過去の価格推移をチャートで眺めて今後の行方を考える際、一般に投資家が注目するのは、以前の高値・安値や移動平均線、トレンドラインなどの位置など、その「水準(=縦軸)」から判断することが多いものです。

しかし、過去に多くの功績を残した偉大なる賢人(分析者)たちの多くは、むしろ「時間(=横軸)」の方を重視すべきであると説いています。つまり、過去に目立った高値あるいは安値をつけてから、現在に至るまでにどの程度の時間が経ったのかによって、次に基調転換のタイミングが訪れる可能性を、ある程度予測することができるというのです。

その「時間」の設定に関しては幾つかの方法がありますが、一つには「過去の価格推移のなか(チャート上)で何度も同じような相場変動のパターンが確認できる期間」とすることが有効とされ、その期間のことを「対等数値」と呼んだりもします。

それでは、実際にドル/円の週足チャート(過去4年)で、そうした考え方が有効かどうか確認してみることにしましょう。

図:株式会社アルフィナンツ作成

まず、チャート上【A】の期間というのは、主だった安値から次の安値に到達するまでの期間で、ここでは45週となっています。次に【B】を見ると、これも主だった安値から次の安値に到達するまでの期間で、驚いたことにその期間は【A】とまったく同じ45週です。つまり、ここでは「45週が対等数値」であり、一つに「ドル/円の価格変動というのは、大よそ45週ごとに安値をつけるパターンが繰り返されやすい」ということが想定されることとなるのです。

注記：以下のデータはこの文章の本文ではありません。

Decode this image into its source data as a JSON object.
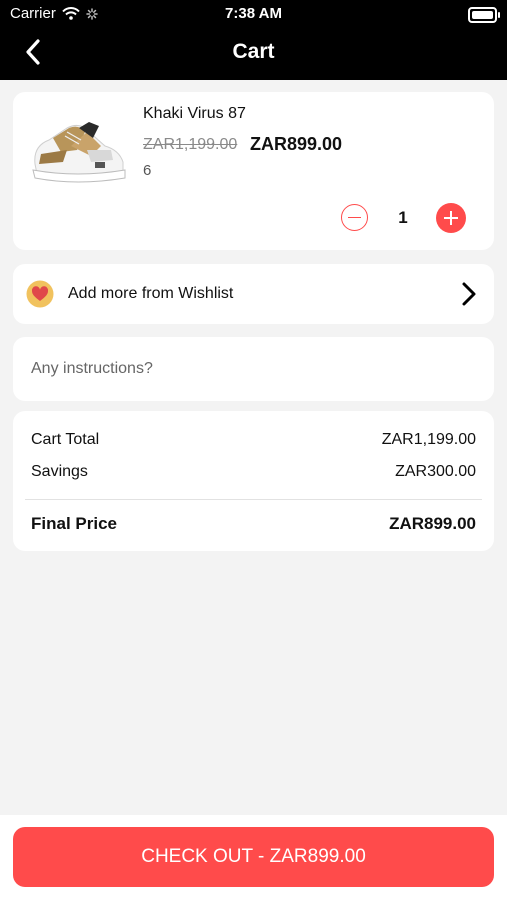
{
  "status_bar": {
    "carrier": "Carrier",
    "time": "7:38 AM"
  },
  "nav": {
    "title": "Cart"
  },
  "cart_item": {
    "name": "Khaki Virus 87",
    "original_price": "ZAR1,199.00",
    "price": "ZAR899.00",
    "size": "6",
    "quantity": "1"
  },
  "wishlist": {
    "label": "Add more from Wishlist"
  },
  "instructions": {
    "placeholder": "Any instructions?"
  },
  "summary": {
    "cart_total_label": "Cart Total",
    "cart_total_value": "ZAR1,199.00",
    "savings_label": "Savings",
    "savings_value": "ZAR300.00",
    "final_label": "Final Price",
    "final_value": "ZAR899.00"
  },
  "checkout": {
    "label": "CHECK OUT - ZAR899.00"
  },
  "colors": {
    "accent": "#ff4b4b",
    "header": "#000000",
    "background": "#f3f3f3"
  }
}
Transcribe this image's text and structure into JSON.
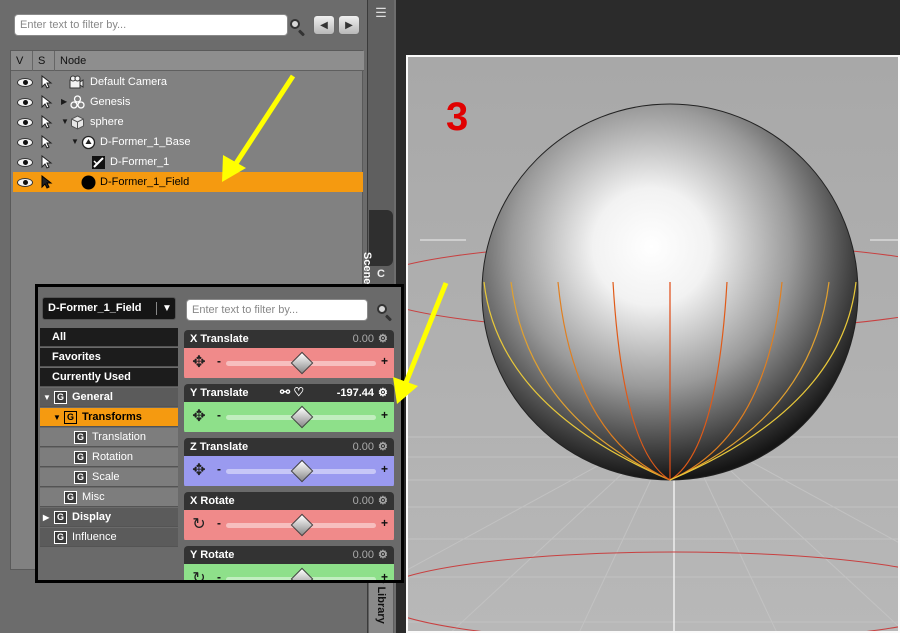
{
  "scene": {
    "filter_placeholder": "Enter text to filter by...",
    "columns": {
      "v": "V",
      "s": "S",
      "node": "Node"
    },
    "tab_label": "Scene",
    "second_tab_glyph": "C",
    "library_tab_label": "ar Library",
    "nodes": [
      {
        "label": "Default Camera",
        "icon": "camera-icon",
        "expander": ""
      },
      {
        "label": "Genesis",
        "icon": "figure-icon",
        "expander": "▶"
      },
      {
        "label": "sphere",
        "icon": "primitive-icon",
        "expander": "▼"
      },
      {
        "label": "D-Former_1_Base",
        "icon": "dformer-base-icon",
        "expander": "▼"
      },
      {
        "label": "D-Former_1",
        "icon": "dformer-icon",
        "expander": ""
      },
      {
        "label": "D-Former_1_Field",
        "icon": "field-icon",
        "expander": "",
        "selected": true
      }
    ]
  },
  "viewport": {
    "label_number": "3"
  },
  "parameters": {
    "node_selector": "D-Former_1_Field",
    "filter_placeholder": "Enter text to filter by...",
    "categories": [
      {
        "label": "All"
      },
      {
        "label": "Favorites"
      },
      {
        "label": "Currently Used"
      },
      {
        "label": "General",
        "icon": "G"
      },
      {
        "label": "Transforms",
        "icon": "G"
      },
      {
        "label": "Translation",
        "icon": "G"
      },
      {
        "label": "Rotation",
        "icon": "G"
      },
      {
        "label": "Scale",
        "icon": "G"
      },
      {
        "label": "Misc",
        "icon": "G"
      },
      {
        "label": "Display",
        "icon": "G"
      },
      {
        "label": "Influence",
        "icon": "G"
      }
    ],
    "sliders": [
      {
        "name": "X Translate",
        "value": "0.00",
        "color": "#f08a8a"
      },
      {
        "name": "Y Translate",
        "value": "-197.44",
        "color": "#8ee08a"
      },
      {
        "name": "Z Translate",
        "value": "0.00",
        "color": "#9a9af0"
      },
      {
        "name": "X Rotate",
        "value": "0.00",
        "color": "#f08a8a"
      },
      {
        "name": "Y Rotate",
        "value": "0.00",
        "color": "#8ee08a"
      }
    ]
  },
  "colors": {
    "selection": "#f59a10",
    "annotation_arrow": "#ffff00",
    "annotation_number": "#e00000"
  }
}
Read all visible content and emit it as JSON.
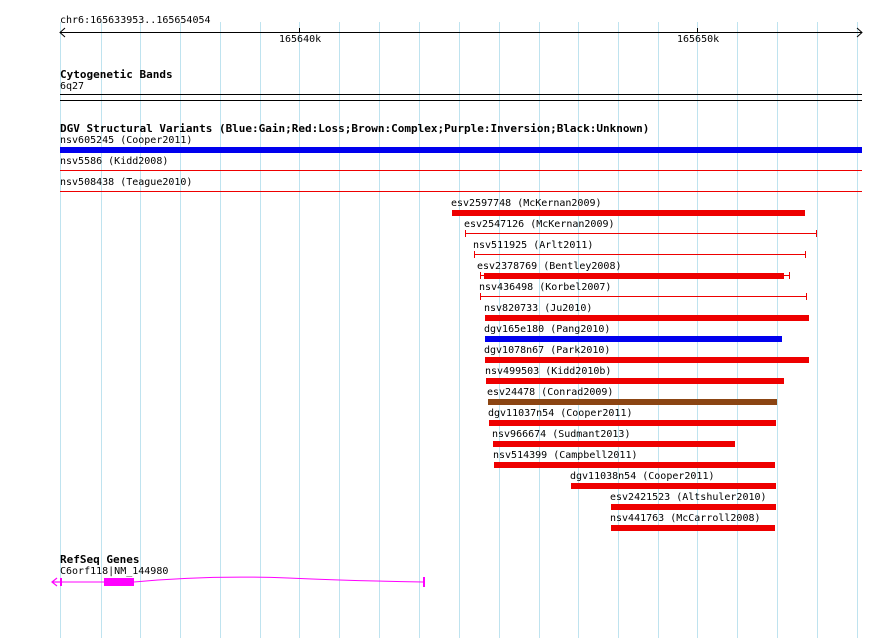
{
  "ruler": {
    "region": "chr6:165633953..165654054",
    "ticks": [
      "165640k",
      "165650k"
    ]
  },
  "cytoband": {
    "title": "Cytogenetic Bands",
    "band": "6q27"
  },
  "dgv": {
    "title": "DGV Structural Variants (Blue:Gain;Red:Loss;Brown:Complex;Purple:Inversion;Black:Unknown)",
    "colors": {
      "gain": "#0000ee",
      "loss": "#ee0000",
      "complex": "#8b4513"
    },
    "variants": [
      {
        "label": "nsv605245 (Cooper2011)",
        "type": "gain",
        "style": "thick"
      },
      {
        "label": "nsv5586 (Kidd2008)",
        "type": "loss",
        "style": "thin"
      },
      {
        "label": "nsv508438 (Teague2010)",
        "type": "loss",
        "style": "thin"
      },
      {
        "label": "esv2597748 (McKernan2009)",
        "type": "loss",
        "style": "thick"
      },
      {
        "label": "esv2547126 (McKernan2009)",
        "type": "loss",
        "style": "capped"
      },
      {
        "label": "nsv511925 (Arlt2011)",
        "type": "loss",
        "style": "capped"
      },
      {
        "label": "esv2378769 (Bentley2008)",
        "type": "loss",
        "style": "thick-capped"
      },
      {
        "label": "nsv436498 (Korbel2007)",
        "type": "loss",
        "style": "capped"
      },
      {
        "label": "nsv820733 (Ju2010)",
        "type": "loss",
        "style": "thick"
      },
      {
        "label": "dgv165e180 (Pang2010)",
        "type": "gain",
        "style": "thick"
      },
      {
        "label": "dgv1078n67 (Park2010)",
        "type": "loss",
        "style": "thick"
      },
      {
        "label": "nsv499503 (Kidd2010b)",
        "type": "loss",
        "style": "thick"
      },
      {
        "label": "esv24478 (Conrad2009)",
        "type": "complex",
        "style": "thick"
      },
      {
        "label": "dgv11037n54 (Cooper2011)",
        "type": "loss",
        "style": "thick"
      },
      {
        "label": "nsv966674 (Sudmant2013)",
        "type": "loss",
        "style": "thick"
      },
      {
        "label": "nsv514399 (Campbell2011)",
        "type": "loss",
        "style": "thick"
      },
      {
        "label": "dgv11038n54 (Cooper2011)",
        "type": "loss",
        "style": "thick"
      },
      {
        "label": "esv2421523 (Altshuler2010)",
        "type": "loss",
        "style": "thick"
      },
      {
        "label": "nsv441763 (McCarroll2008)",
        "type": "loss",
        "style": "thick"
      }
    ]
  },
  "refseq": {
    "title": "RefSeq Genes",
    "gene_label": "C6orf118|NM_144980",
    "color": "#ff00ff"
  },
  "icons": [
    "left-arrow-icon",
    "right-arrow-icon",
    "strand-arrow-icon"
  ]
}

そこで、次に【C】を見てみると、その期間は50週となりました。実際の投資判断においては、【B】の終点=【C】の起点から45週が経過したあたりから「そろそろ一旦は底入れして反発するのではないか」と考えることになります。

ここで肝心なのは「過去と同様のパターンが繰り返されるとするならば、【C】の終点を起点とする現在進行中の相場は一体、どの時点で底入れして反発へと向かうのか」ということですよね(震災後の安値は特殊事項と考えます)。

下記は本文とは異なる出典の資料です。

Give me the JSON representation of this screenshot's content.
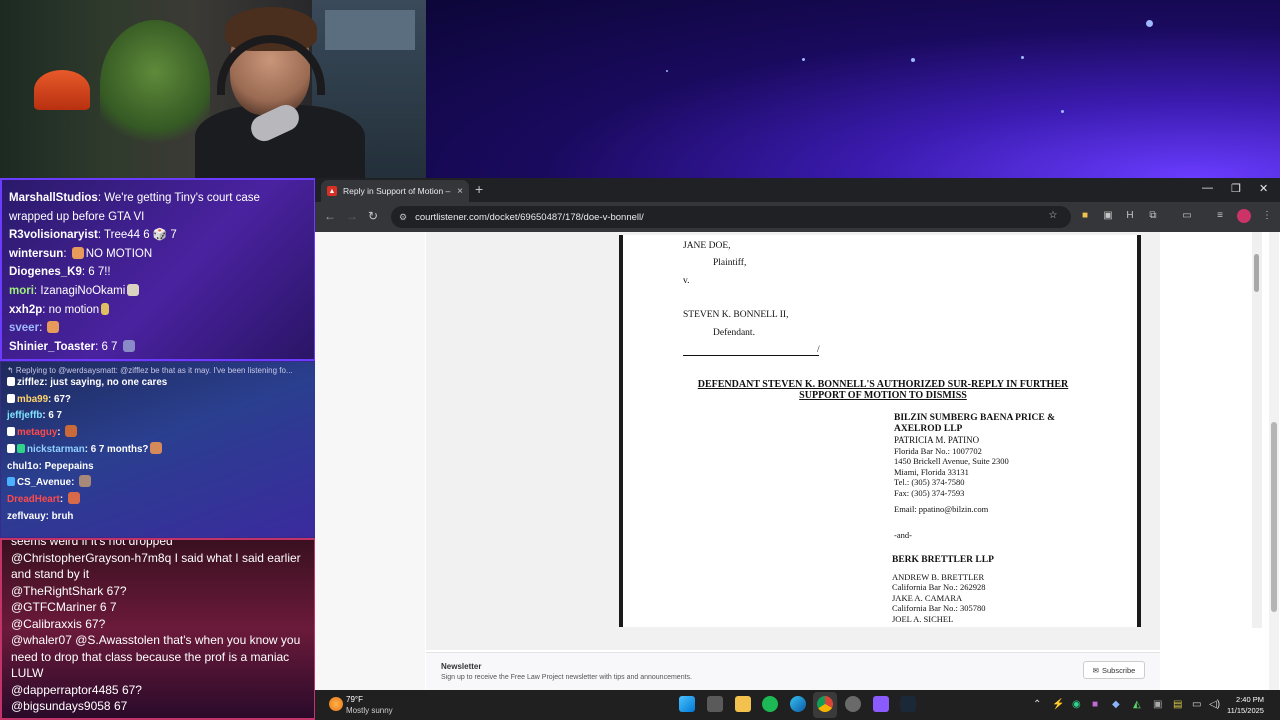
{
  "chat_top": {
    "messages": [
      {
        "user": "MarshallStudios",
        "text": "We're getting Tiny's court case wrapped up before GTA VI",
        "color": "#ffffff"
      },
      {
        "user": "R3volisionaryist",
        "text": "Tree44 6 🎲 7",
        "color": "#ffffff"
      },
      {
        "user": "wintersun",
        "text": "NO MOTION",
        "color": "#ffffff"
      },
      {
        "user": "Diogenes_K9",
        "text": "6 7!!",
        "color": "#ffffff"
      },
      {
        "user": "mori",
        "text": "IzanagiNoOkami",
        "color": "#9ef07a"
      },
      {
        "user": "xxh2p",
        "text": "no motion",
        "color": "#ffffff"
      },
      {
        "user": "sveer",
        "text": "",
        "color": "#9fb8ff"
      },
      {
        "user": "Shinier_Toaster",
        "text": "6 7",
        "color": "#ffffff"
      }
    ]
  },
  "chat_mid": {
    "reply_line": "↰ Replying to @werdsaysmatt: @zifflez be that as it may. I've been listening fo...",
    "messages": [
      {
        "user": "zifflez",
        "text": "just saying, no one cares",
        "color": "#ffffff"
      },
      {
        "user": "mba99",
        "text": "67?",
        "color": "#ffd36b"
      },
      {
        "user": "jeffjeffb",
        "text": "6 7",
        "color": "#7fe3ff"
      },
      {
        "user": "metaguy",
        "text": "",
        "color": "#ff4a4a"
      },
      {
        "user": "nickstarman",
        "text": "6 7 months?",
        "color": "#8fd0ff"
      },
      {
        "user": "chul1o",
        "text": "Pepepains",
        "color": "#ffffff"
      },
      {
        "user": "CS_Avenue",
        "text": "",
        "color": "#ffffff"
      },
      {
        "user": "DreadHeart",
        "text": "",
        "color": "#ff4a4a"
      },
      {
        "user": "zeflvauy",
        "text": "bruh",
        "color": "#ffffff"
      }
    ]
  },
  "chat_bot": {
    "partial": "seems weird if it's not dropped",
    "messages": [
      {
        "user": "@ChristopherGrayson-h7m8q",
        "text": "I said what I said earlier and stand by it"
      },
      {
        "user": "@TheRightShark",
        "text": "67?"
      },
      {
        "user": "@GTFCMariner",
        "text": "6 7"
      },
      {
        "user": "@Calibraxxis",
        "text": "67?"
      },
      {
        "user": "@whaler07",
        "text": "@S.Awasstolen that's when you know you need to drop that class because the prof is a maniac LULW"
      },
      {
        "user": "@dapperraptor4485",
        "text": "67?"
      },
      {
        "user": "@bigsundays9058",
        "text": "67"
      }
    ]
  },
  "browser": {
    "tab_title": "Reply in Support of Motion – #",
    "url": "courtlistener.com/docket/69650487/178/doe-v-bonnell/",
    "new_tab": "+",
    "tab_close": "×",
    "minimize": "—",
    "maximize": "❐",
    "close": "✕"
  },
  "document": {
    "plaintiff_name": "JANE DOE,",
    "plaintiff_label": "Plaintiff,",
    "versus": "v.",
    "defendant_name": "STEVEN K. BONNELL II,",
    "defendant_label": "Defendant.",
    "line_end": "/",
    "title": "DEFENDANT STEVEN K. BONNELL'S AUTHORIZED SUR-REPLY IN FURTHER SUPPORT OF MOTION TO DISMISS",
    "firm1_name_line1": "BILZIN SUMBERG BAENA PRICE &",
    "firm1_name_line2": "AXELROD LLP",
    "firm1_lines": [
      "PATRICIA M. PATINO",
      "Florida Bar No.: 1007702",
      "1450 Brickell Avenue, Suite 2300",
      "Miami, Florida 33131",
      "Tel.: (305) 374-7580",
      "Fax: (305) 374-7593"
    ],
    "email": "Email: ppatino@bilzin.com",
    "and": "-and-",
    "firm2_name": "BERK BRETTLER LLP",
    "firm2_lines": [
      "ANDREW B. BRETTLER",
      "California Bar No.: 262928",
      "JAKE A. CAMARA",
      "California Bar No.: 305780",
      "JOEL A. SICHEL"
    ]
  },
  "newsletter": {
    "title": "Newsletter",
    "text": "Sign up to receive the Free Law Project newsletter with tips and announcements.",
    "button": "Subscribe"
  },
  "taskbar": {
    "temperature": "79°F",
    "condition": "Mostly sunny",
    "time": "2:40 PM",
    "date": "11/15/2025"
  }
}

ここで言う【C】の終点というのは2010年11月1日のことで、執筆時現在は「あれから42週」が経過しようとしています。仮に、これまでのパターンを踏襲して45―50週程度で次の安値をつけるとするならば、それは2011年の9月上旬から10月上旬あたりということになるのですが、果たして...。今後の行方を興味深く見守って行くこととしましょう。